Он попытался заглянуть мне в глаза, но тут же отвел взгляд. Нехороший у него был взгляд, неискренний, но я ему поверил. У чересчур эмоциональных натур внешняя реакция редко совпадает со словами.
— И все это время не будете отвечать ни на чьи звонки, кроме моих, — сказал я.
— И все это время не буду отвечать ни на чьи звонки, кроме ваших, — эхом откликнулся Мальконенн.
— Даже если продюсер предложит вам сверхзаманчивые гастроли.
Это был удар ниже пояса. Третьеразрядному крелофонисту никто не предложил бы и низкосортного турне.
— Даже… — по инерции продолжил Мальконенн, но тут до него дошел иезуитский смысл моих слов, горло у него перехватило, он напрягся, медленно поднял голову.
— Обещаю, — процедил он, с ненавистью глядя сквозь меня, — что все это время проведу как отшельник и не поддамся ни на какие соблазны.
Получилось излишне патетично, но, учитывая его богатый сценический опыт, наложение театральных штампов на обещание не следовало принимать за ерничанье.

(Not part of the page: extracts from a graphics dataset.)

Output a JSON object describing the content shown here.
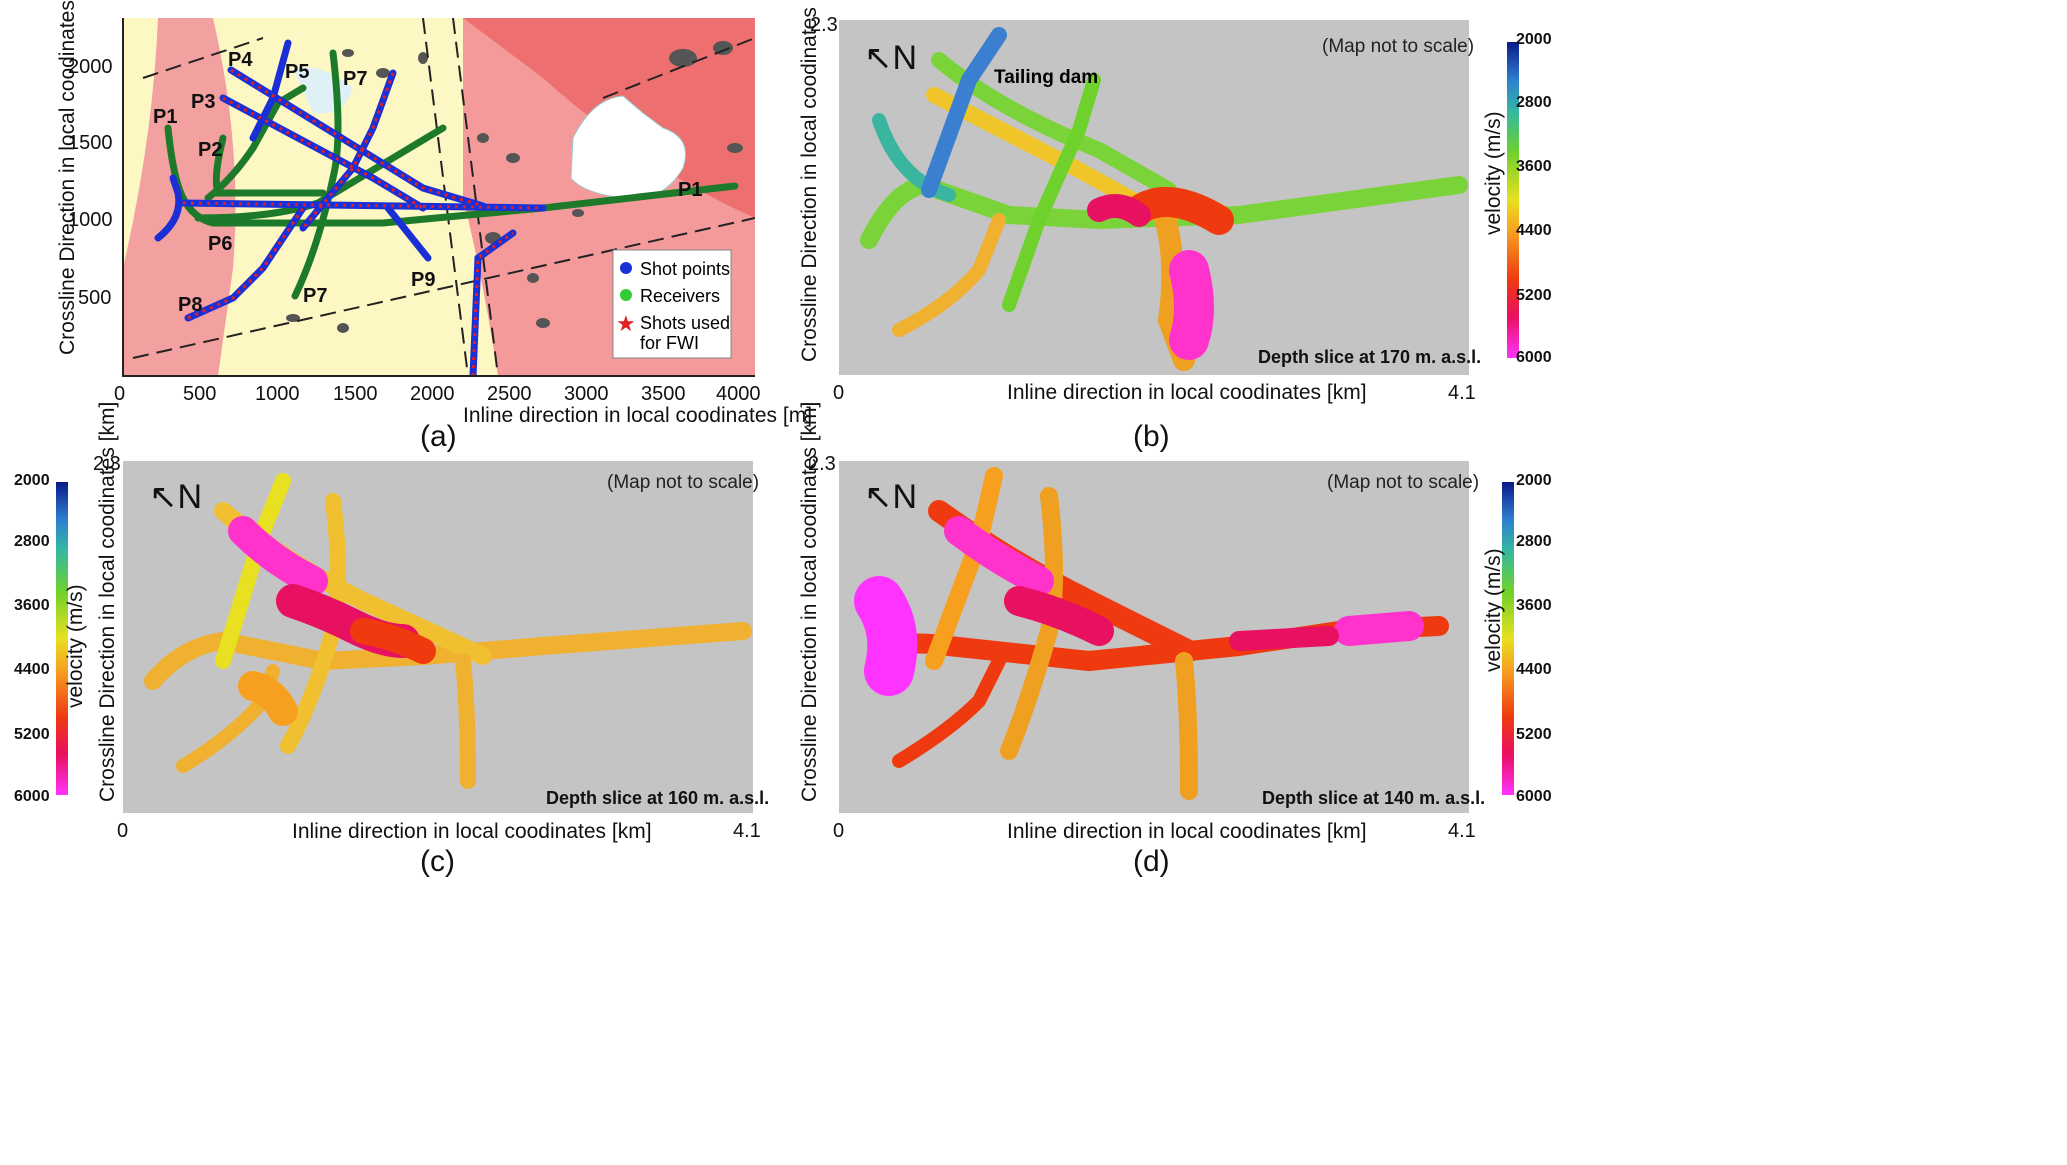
{
  "panel_a": {
    "caption": "(a)",
    "x_label": "Inline direction in local coodinates [m]",
    "y_label": "Crossline Direction in local coodinates [m]",
    "x_ticks": [
      "0",
      "500",
      "1000",
      "1500",
      "2000",
      "2500",
      "3000",
      "3500",
      "4000"
    ],
    "y_ticks": [
      "500",
      "1000",
      "1500",
      "2000"
    ],
    "lines": [
      "P1",
      "P1",
      "P2",
      "P3",
      "P4",
      "P5",
      "P6",
      "P7",
      "P7",
      "P8",
      "P9"
    ],
    "legend": {
      "shot": "Shot points",
      "receivers": "Receivers",
      "fwi_line1": "Shots used",
      "fwi_line2": "for FWI"
    },
    "colors": {
      "shot": "#1a2fd6",
      "receiver": "#1d7a2a",
      "fwi": "#e02020"
    }
  },
  "panel_b": {
    "caption": "(b)",
    "x_label": "Inline direction in local coodinates [km]",
    "y_label": "Crossline Direction in local coodinates [km]",
    "x_min": "0",
    "x_max": "4.1",
    "y_max": "2.3",
    "north": "N",
    "note": "(Map not to scale)",
    "annotation": "Tailing dam",
    "depth": "Depth slice at 170 m. a.s.l."
  },
  "panel_c": {
    "caption": "(c)",
    "x_label": "Inline direction in local coodinates [km]",
    "y_label": "Crossline Direction in local coodinates [km]",
    "x_min": "0",
    "x_max": "4.1",
    "y_max": "2.3",
    "north": "N",
    "note": "(Map not to scale)",
    "depth": "Depth slice at 160 m. a.s.l."
  },
  "panel_d": {
    "caption": "(d)",
    "x_label": "Inline direction in local coodinates [km]",
    "y_label": "Crossline Direction in local coodinates [km]",
    "x_min": "0",
    "x_max": "4.1",
    "y_max": "2.3",
    "north": "N",
    "note": "(Map not to scale)",
    "depth": "Depth slice at 140 m. a.s.l."
  },
  "colorbar": {
    "label": "velocity (m/s)",
    "ticks": [
      "2000",
      "2800",
      "3600",
      "4400",
      "5200",
      "6000"
    ]
  }
}
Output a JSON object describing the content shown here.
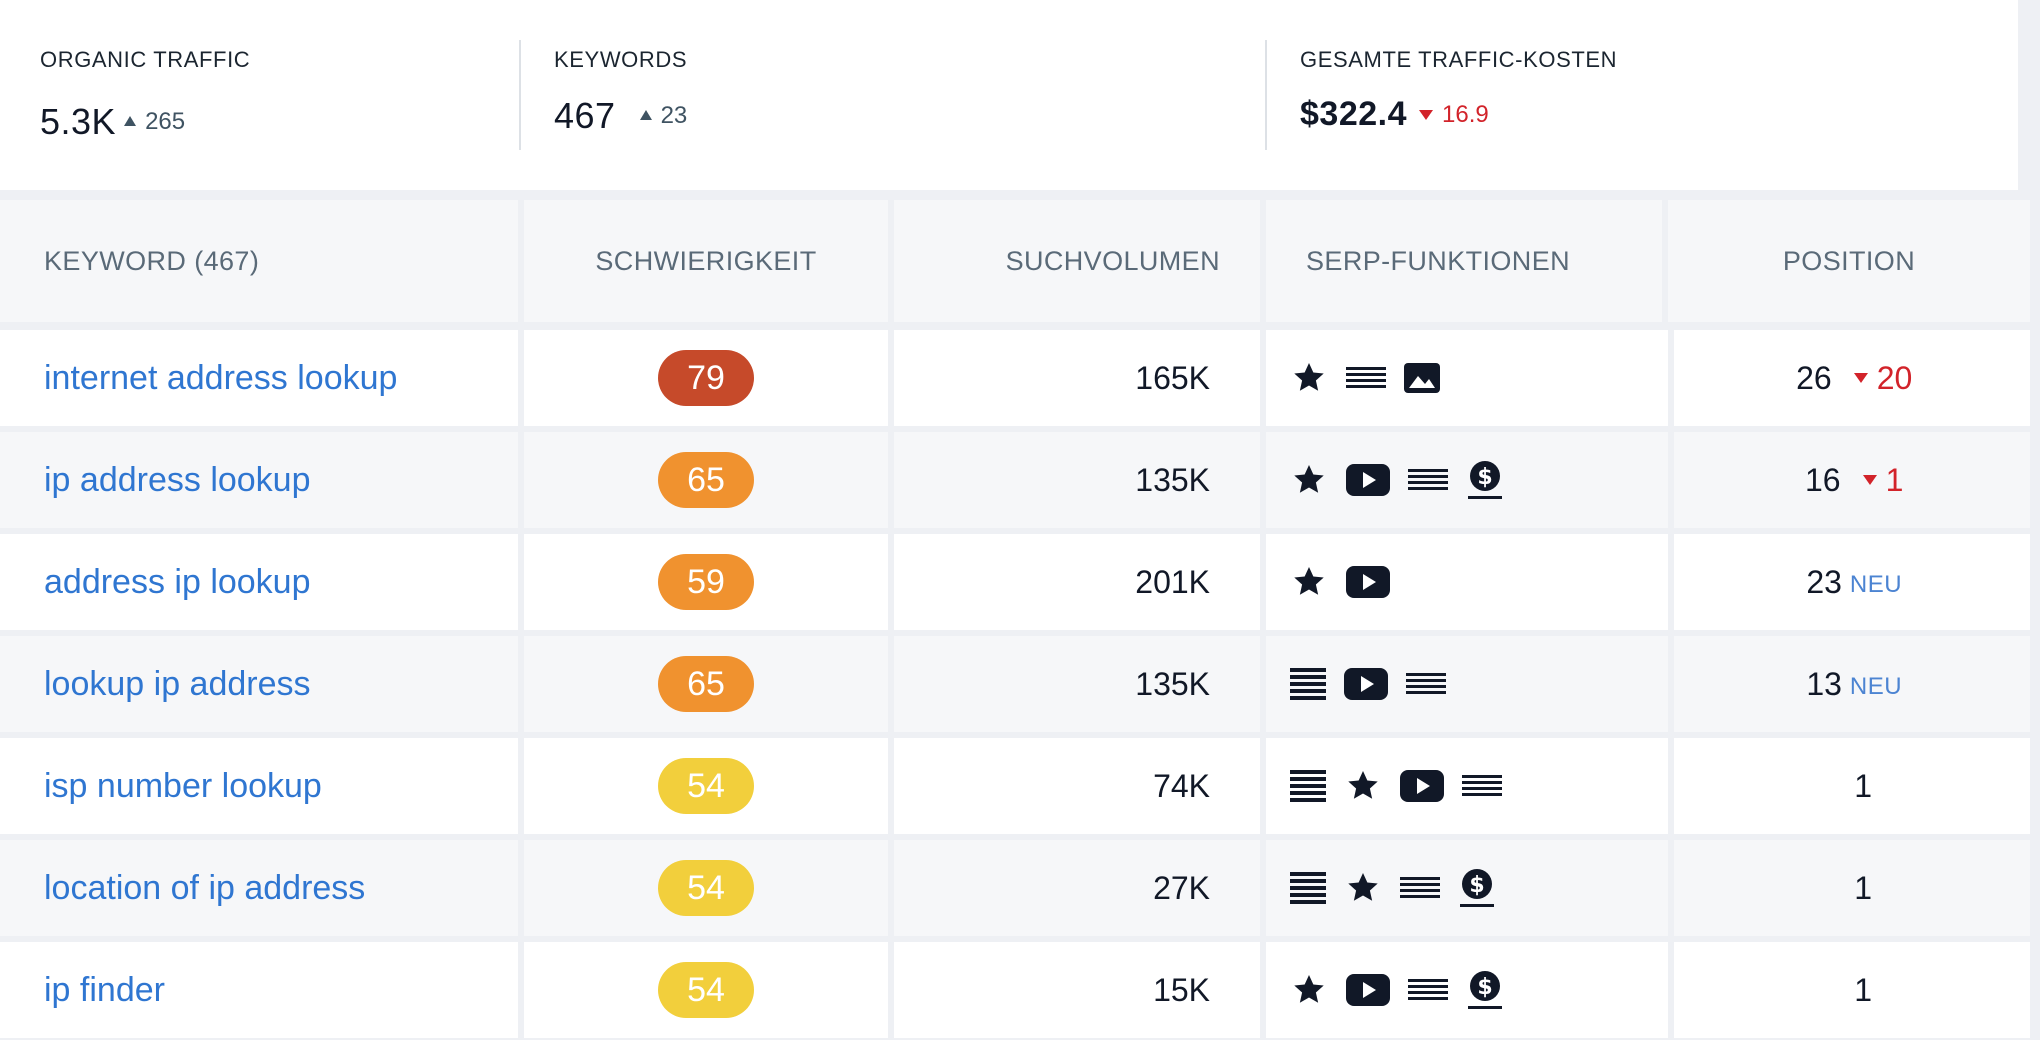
{
  "summary": {
    "organic_traffic": {
      "label": "ORGANIC TRAFFIC",
      "value": "5.3K",
      "delta": "265",
      "direction": "up"
    },
    "keywords": {
      "label": "KEYWORDS",
      "value": "467",
      "delta": "23",
      "direction": "up"
    },
    "traffic_cost": {
      "label": "GESAMTE TRAFFIC-KOSTEN",
      "value": "$322.4",
      "delta": "16.9",
      "direction": "down"
    }
  },
  "table": {
    "headers": {
      "keyword": "KEYWORD (467)",
      "difficulty": "SCHWIERIGKEIT",
      "volume": "SUCHVOLUMEN",
      "serp": "SERP-FUNKTIONEN",
      "position": "POSITION"
    },
    "rows": [
      {
        "keyword": "internet address lookup",
        "difficulty": "79",
        "difficulty_color": "#c64a2a",
        "volume": "165K",
        "serp": [
          "star-icon",
          "lines-icon",
          "image-icon"
        ],
        "position": "26",
        "position_delta": "20",
        "position_dir": "down",
        "new_label": ""
      },
      {
        "keyword": "ip address lookup",
        "difficulty": "65",
        "difficulty_color": "#f0922f",
        "volume": "135K",
        "serp": [
          "star-icon",
          "video-icon",
          "lines-icon",
          "dollar-icon"
        ],
        "position": "16",
        "position_delta": "1",
        "position_dir": "down",
        "new_label": ""
      },
      {
        "keyword": "address ip lookup",
        "difficulty": "59",
        "difficulty_color": "#f0922f",
        "volume": "201K",
        "serp": [
          "star-icon",
          "video-icon"
        ],
        "position": "23",
        "position_delta": "",
        "position_dir": "",
        "new_label": "NEU"
      },
      {
        "keyword": "lookup ip address",
        "difficulty": "65",
        "difficulty_color": "#f0922f",
        "volume": "135K",
        "serp": [
          "list-icon",
          "video-icon",
          "lines-icon"
        ],
        "position": "13",
        "position_delta": "",
        "position_dir": "",
        "new_label": "NEU"
      },
      {
        "keyword": "isp number lookup",
        "difficulty": "54",
        "difficulty_color": "#f2cf3c",
        "volume": "74K",
        "serp": [
          "list-icon",
          "star-icon",
          "video-icon",
          "lines-icon"
        ],
        "position": "1",
        "position_delta": "",
        "position_dir": "",
        "new_label": ""
      },
      {
        "keyword": "location of ip address",
        "difficulty": "54",
        "difficulty_color": "#f2cf3c",
        "volume": "27K",
        "serp": [
          "list-icon",
          "star-icon",
          "lines-icon",
          "dollar-icon"
        ],
        "position": "1",
        "position_delta": "",
        "position_dir": "",
        "new_label": ""
      },
      {
        "keyword": "ip finder",
        "difficulty": "54",
        "difficulty_color": "#f2cf3c",
        "volume": "15K",
        "serp": [
          "star-icon",
          "video-icon",
          "lines-icon",
          "dollar-icon"
        ],
        "position": "1",
        "position_delta": "",
        "position_dir": "",
        "new_label": ""
      }
    ]
  }
}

— Договорились, — ровным голосом произнес я и наконец-то отпустил его руку. — Помогите перенести багаж на причал — мне после операций нельзя поднимать тяжести.
Мальконенн нырнул в люк яхты и один за другим вынес на причал три объемистых баула. Последний, наиболее тяжелый, он не смог поднять и волоком протащил по настилу.
— Оставьте тут, — распорядился я. — Незачем переносить в дом, а затем обратно. Когда, кстати, прибудет катер с экспертами?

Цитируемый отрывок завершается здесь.